Paiute Indian Tribe of Utah
The Paiute Indian Tribe of Utah was created in 1980 by Congress, and it is made up of 5 bands: Cedar, Indian Peaks, Kanosh, Koosharem, and Shivwits. Although the tribe was created in the 20th century, these five bands have been communities for hundreds of years.
Their reservation is in southwestern Utah, with various areas in different counties. The Cedar, Indian Peaks, and Paiute Indian bands live on 2,922 acres in Iron County; the Kanosh Band live on 1,342 acres in Millard County; the Koosharem Band have 1,274 acres in Sevier County; and the Shivwits Band have 28, 229 acres, the largest area, in Washington County. Their tribal membership is currently around 800, although their numbers were in the thousands in the past.
Prior to contact with Europeans, the Paiutes’ area included land from southern California, to Nevada, to Utah, and northern Arizona. They moved frequently, according to seasons and migrations patterns, and living in groups of 3-5 households.
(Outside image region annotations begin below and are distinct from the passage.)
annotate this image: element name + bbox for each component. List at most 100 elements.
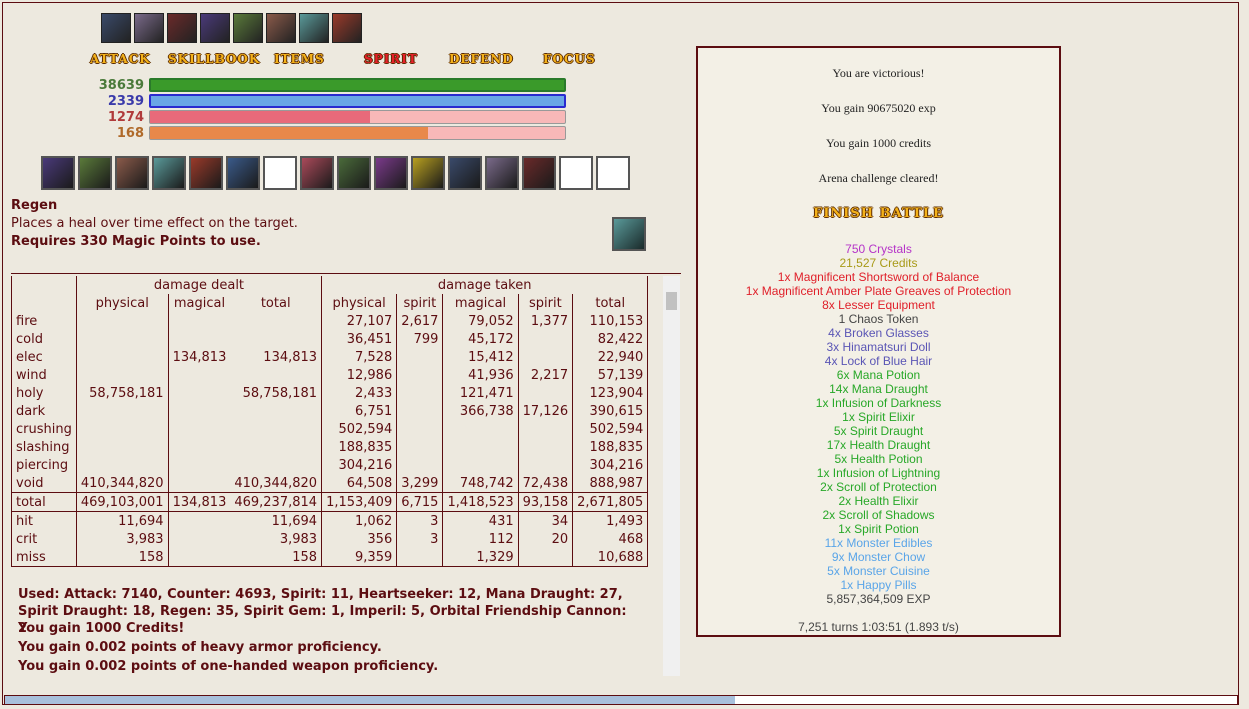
drop-item: 1x Infusion of Darkness bbox=[815, 396, 942, 410]
table-cell: 58,758,181 bbox=[242, 385, 318, 401]
table-cell: 12,986 bbox=[321, 366, 397, 384]
menu-button[interactable]: ATTACK bbox=[90, 52, 151, 66]
table-cell: 3 bbox=[396, 530, 443, 548]
quickbar-skill[interactable] bbox=[152, 156, 186, 190]
drop-item: 5x Monster Cuisine bbox=[827, 564, 930, 578]
table-cell: 888,987 bbox=[572, 474, 648, 493]
table-cell bbox=[75, 438, 169, 456]
table-cell bbox=[167, 312, 231, 330]
drop-item: 4x Broken Glasses bbox=[828, 326, 929, 340]
drop-item: 1x Infusion of Lightning bbox=[816, 466, 941, 480]
drop-item: 5,857,364,509 EXP bbox=[826, 592, 931, 606]
table-cell bbox=[75, 456, 169, 474]
table-row: wind 12,986 41,936 2,217 57,139 bbox=[12, 366, 648, 384]
table-row: dark 6,751 366,738 17,126 390,615 bbox=[12, 402, 648, 420]
finish-button[interactable]: FINISH BATTLE bbox=[813, 206, 944, 221]
scroll-thumb[interactable] bbox=[666, 292, 677, 310]
menu-button[interactable]: FOCUS bbox=[543, 52, 596, 66]
table-row: hit 11,694 11,694 1,062 3 431 34 1,493 bbox=[11, 511, 648, 530]
table-cell bbox=[442, 438, 519, 456]
table-cell: 502,594 bbox=[321, 420, 397, 438]
empty-slot[interactable] bbox=[596, 156, 630, 190]
empty-slot[interactable] bbox=[263, 156, 297, 190]
row-label: hit bbox=[11, 511, 77, 530]
menu-button[interactable]: SPIRIT bbox=[364, 52, 418, 66]
table-cell: 1,329 bbox=[442, 548, 519, 567]
table-cell bbox=[396, 438, 443, 456]
table-cell: 6,715 bbox=[396, 492, 443, 512]
result-message: You gain 90675020 exp bbox=[821, 101, 936, 115]
table-row: miss 158 158 9,359 1,329 10,688 bbox=[12, 548, 648, 567]
table-cell bbox=[230, 312, 321, 330]
skill-icon[interactable] bbox=[612, 217, 646, 251]
drop-item: 2x Health Elixir bbox=[838, 494, 919, 508]
quickbar-skill[interactable] bbox=[41, 156, 75, 190]
empty-slot[interactable] bbox=[559, 156, 593, 190]
scrollbar[interactable] bbox=[663, 276, 680, 676]
table-cell: 468 bbox=[572, 530, 648, 548]
table-cell: 304,216 bbox=[572, 456, 648, 474]
table-cell: 2,433 bbox=[321, 384, 397, 402]
quickbar-skill[interactable] bbox=[485, 156, 519, 190]
group-header: damage taken bbox=[321, 276, 648, 294]
table-cell bbox=[167, 530, 231, 548]
quickbar-skill[interactable] bbox=[448, 156, 482, 190]
quickbar-skill[interactable] bbox=[374, 156, 408, 190]
table-cell bbox=[167, 330, 231, 348]
table-cell bbox=[167, 548, 231, 567]
column-header: total bbox=[572, 294, 648, 312]
table-corner bbox=[12, 294, 77, 312]
row-label: total bbox=[11, 492, 77, 512]
party-icon bbox=[167, 13, 197, 43]
row-label: miss bbox=[16, 549, 46, 565]
table-cell: 112 bbox=[442, 530, 519, 548]
table-cell: 82,422 bbox=[572, 330, 648, 348]
quickbar-skill[interactable] bbox=[300, 156, 334, 190]
quickbar-skill[interactable] bbox=[522, 156, 556, 190]
quickbar-skill[interactable] bbox=[411, 156, 445, 190]
drop-item: 14x Mana Draught bbox=[829, 382, 928, 396]
party-icon bbox=[134, 13, 164, 43]
drop-item: 9x Monster Chow bbox=[831, 550, 926, 564]
row-label: void bbox=[16, 475, 44, 491]
table-cell: 431 bbox=[442, 511, 519, 530]
drop-list: 750 Crystals 21,527 Credits 1x Magnificent… bbox=[698, 242, 1059, 606]
drop-item: 5x Spirit Draught bbox=[833, 424, 924, 438]
table-cell: 3,983 bbox=[75, 530, 169, 548]
menu-button[interactable]: DEFEND bbox=[449, 52, 514, 66]
result-panel: You are victorious! You gain 90675020 exp… bbox=[696, 46, 1061, 637]
quickbar-skill[interactable] bbox=[226, 156, 260, 190]
table-cell bbox=[396, 366, 443, 384]
table-row: holy 58,758,181 58,758,181 2,433 121,471 123,… bbox=[12, 384, 648, 402]
table-cell bbox=[167, 456, 231, 474]
quickbar-skill[interactable] bbox=[189, 156, 223, 190]
table-row: elec 134,813 134,813 7,528 15,412 22,940 bbox=[12, 348, 648, 366]
party-icon bbox=[266, 13, 296, 43]
vital-fill bbox=[151, 96, 564, 106]
quickbar-skill[interactable] bbox=[337, 156, 371, 190]
row-label: slashing bbox=[16, 439, 70, 455]
vital-fill bbox=[150, 111, 370, 123]
table-cell bbox=[517, 420, 573, 438]
menu-button[interactable]: ITEMS bbox=[274, 52, 325, 66]
table-cell: 58,758,181 bbox=[75, 384, 169, 402]
table-cell bbox=[167, 420, 231, 438]
drop-item: 3x Hinamatsuri Doll bbox=[826, 340, 931, 354]
drop-item: 8x Lesser Equipment bbox=[822, 298, 935, 312]
table-cell: 748,742 bbox=[442, 474, 519, 493]
table-cell: 1,493 bbox=[572, 511, 648, 530]
quickbar-skill[interactable] bbox=[78, 156, 112, 190]
table-corner bbox=[12, 276, 77, 294]
table-cell bbox=[167, 402, 231, 420]
table-cell: 188,835 bbox=[321, 438, 397, 456]
table-cell: 64,508 bbox=[321, 474, 397, 493]
row-label: dark bbox=[16, 403, 46, 419]
drop-item: 4x Lock of Blue Hair bbox=[824, 354, 933, 368]
log-line: You gain 0.002 points of one-handed weap… bbox=[18, 659, 439, 674]
menu-button[interactable]: SKILLBOOK bbox=[168, 52, 261, 66]
quickbar-skill[interactable] bbox=[115, 156, 149, 190]
table-row: fire 27,107 2,617 79,052 1,377 110,153 bbox=[12, 312, 648, 330]
drop-item: 21,527 Credits bbox=[839, 256, 918, 270]
table-cell: 1,377 bbox=[517, 312, 573, 330]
Before 1954, each band, except the Cedar Band, had its own reservation, however in that year a law passed that ended federal responsibility over the tribes, meaning that the bands would not receive federal support. After this detrimental change, an absence of adequate health resources caused almost half of their members to die, and inadequate income caused them to lose thousands of acres of land.This policy was changed by President Nixon in 1970, and eventually the bands were reorganized into their current tribe.